La Ligue Tunisienne des Droits de l'Homme (LTDH) a annoncé, hier, que les atteintes aux droits de l'Homme se sont poursuivies en Tunisie après le 14 janvier, date de l'effondrement du régime liberticide de Ben Ali. «L'ancien régime a été balayé par des mouvements de protestation populaires organisés autour des revendications de liberté, de justice et de dignité, mais les violations des droits de l'Homme se sont poursuivies après le départ de Ben Ali», a affirmé Me Abdessattar Ben Moussa, président de la ligue, au cours d'un conférence de presse organisée hier à Tunis, à l'occasion de la publication du rapport annuel 2011 de l'Observatoire pour la protection des défenseurs des droits de l'homme dans le monde.

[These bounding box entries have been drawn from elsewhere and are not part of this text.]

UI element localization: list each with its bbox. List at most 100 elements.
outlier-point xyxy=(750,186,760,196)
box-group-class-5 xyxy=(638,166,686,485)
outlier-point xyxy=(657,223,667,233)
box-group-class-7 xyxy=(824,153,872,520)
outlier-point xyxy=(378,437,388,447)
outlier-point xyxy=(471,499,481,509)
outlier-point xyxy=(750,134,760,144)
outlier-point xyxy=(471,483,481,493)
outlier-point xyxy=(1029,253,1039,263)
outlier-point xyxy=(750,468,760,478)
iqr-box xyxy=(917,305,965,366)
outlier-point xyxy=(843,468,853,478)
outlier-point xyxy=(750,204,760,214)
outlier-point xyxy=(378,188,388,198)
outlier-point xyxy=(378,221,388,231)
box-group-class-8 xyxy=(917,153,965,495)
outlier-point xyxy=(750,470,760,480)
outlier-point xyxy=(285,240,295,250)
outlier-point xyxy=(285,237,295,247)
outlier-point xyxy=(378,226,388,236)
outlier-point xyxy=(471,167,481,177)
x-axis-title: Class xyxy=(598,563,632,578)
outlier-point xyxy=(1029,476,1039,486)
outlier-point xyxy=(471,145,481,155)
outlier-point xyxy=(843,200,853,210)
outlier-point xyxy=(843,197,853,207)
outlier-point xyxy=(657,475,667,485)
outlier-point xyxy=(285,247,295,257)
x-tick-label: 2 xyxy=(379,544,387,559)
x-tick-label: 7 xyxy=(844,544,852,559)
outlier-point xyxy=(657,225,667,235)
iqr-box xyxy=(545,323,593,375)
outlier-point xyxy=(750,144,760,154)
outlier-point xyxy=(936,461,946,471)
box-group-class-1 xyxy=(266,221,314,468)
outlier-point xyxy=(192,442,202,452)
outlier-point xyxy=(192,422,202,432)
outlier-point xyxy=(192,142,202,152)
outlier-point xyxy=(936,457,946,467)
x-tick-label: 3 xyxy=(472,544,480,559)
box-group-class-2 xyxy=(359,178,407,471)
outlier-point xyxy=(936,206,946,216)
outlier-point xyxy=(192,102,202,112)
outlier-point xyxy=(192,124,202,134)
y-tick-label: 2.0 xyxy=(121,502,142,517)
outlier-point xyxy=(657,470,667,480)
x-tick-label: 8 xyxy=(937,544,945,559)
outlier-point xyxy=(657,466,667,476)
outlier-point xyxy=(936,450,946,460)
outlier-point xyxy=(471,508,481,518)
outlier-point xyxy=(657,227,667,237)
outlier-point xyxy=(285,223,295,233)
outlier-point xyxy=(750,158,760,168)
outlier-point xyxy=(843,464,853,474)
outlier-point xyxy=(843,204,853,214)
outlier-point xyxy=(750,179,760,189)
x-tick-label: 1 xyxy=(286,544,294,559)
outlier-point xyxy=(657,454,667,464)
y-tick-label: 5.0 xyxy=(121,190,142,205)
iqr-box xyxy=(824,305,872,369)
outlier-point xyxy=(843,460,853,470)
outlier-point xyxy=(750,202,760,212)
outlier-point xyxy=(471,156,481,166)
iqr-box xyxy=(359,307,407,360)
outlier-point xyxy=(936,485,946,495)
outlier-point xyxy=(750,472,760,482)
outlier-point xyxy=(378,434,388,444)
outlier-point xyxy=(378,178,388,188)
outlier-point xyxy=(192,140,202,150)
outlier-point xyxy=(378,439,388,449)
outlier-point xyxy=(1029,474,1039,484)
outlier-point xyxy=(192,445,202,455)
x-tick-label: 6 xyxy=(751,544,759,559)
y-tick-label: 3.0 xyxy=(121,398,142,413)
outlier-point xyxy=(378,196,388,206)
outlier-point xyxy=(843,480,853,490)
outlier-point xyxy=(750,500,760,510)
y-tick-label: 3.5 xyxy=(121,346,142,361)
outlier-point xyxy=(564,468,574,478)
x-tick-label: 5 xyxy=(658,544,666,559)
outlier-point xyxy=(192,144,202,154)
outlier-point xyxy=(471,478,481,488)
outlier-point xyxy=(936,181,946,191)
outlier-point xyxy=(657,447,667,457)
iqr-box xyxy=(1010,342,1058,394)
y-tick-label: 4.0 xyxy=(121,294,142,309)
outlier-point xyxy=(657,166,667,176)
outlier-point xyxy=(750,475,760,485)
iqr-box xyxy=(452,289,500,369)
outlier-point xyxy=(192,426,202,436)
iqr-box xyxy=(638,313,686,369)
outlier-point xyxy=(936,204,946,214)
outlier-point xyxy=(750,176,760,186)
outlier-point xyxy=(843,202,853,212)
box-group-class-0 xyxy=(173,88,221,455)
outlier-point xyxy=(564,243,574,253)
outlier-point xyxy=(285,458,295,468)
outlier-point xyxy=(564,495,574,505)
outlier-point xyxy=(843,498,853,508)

Citant notamment la répression des manifestants pacifiques, les arrestations arbitraires et les attaques virulentes contre les activistes des droits humains, Me Ben Moussa a estimé que la mission des défenseurs des droits de l'Homme en Tunisie sera désormais «plus difficile et très délicate». Et pour cause : l'Etat ne revendique plus le monopole de la répression et de la «criminalisation» des défenseurs des droits humains. Des partis politiques, des groupes religieux et même des lobbies financiers se sont engouffrés par la brèche ouverte par le vent de liberté qui souffle sur le pays pour taxer les gardiens du temple des libertés en général et les défenseurs des droits humains en particulier d'anti-nationalistes et les accuser d'être des espions étrangers, ou tout simplement d'être naïfs, élitistes, ou déconnectés de la réalité. « Il ya quelques semaines, je me suis trouvé sur le plateau d'une chaîne télévisée face à un dirigeant de la mouvance salafiste tunisienne qui affirmait sans détours que la démocratie est une hérésie et menaçait ouvertement de combattre ce qu'il qualifie de vices sociaux par le moyen de la prédication et le djihad», s'est inquiété le président de la LTDH.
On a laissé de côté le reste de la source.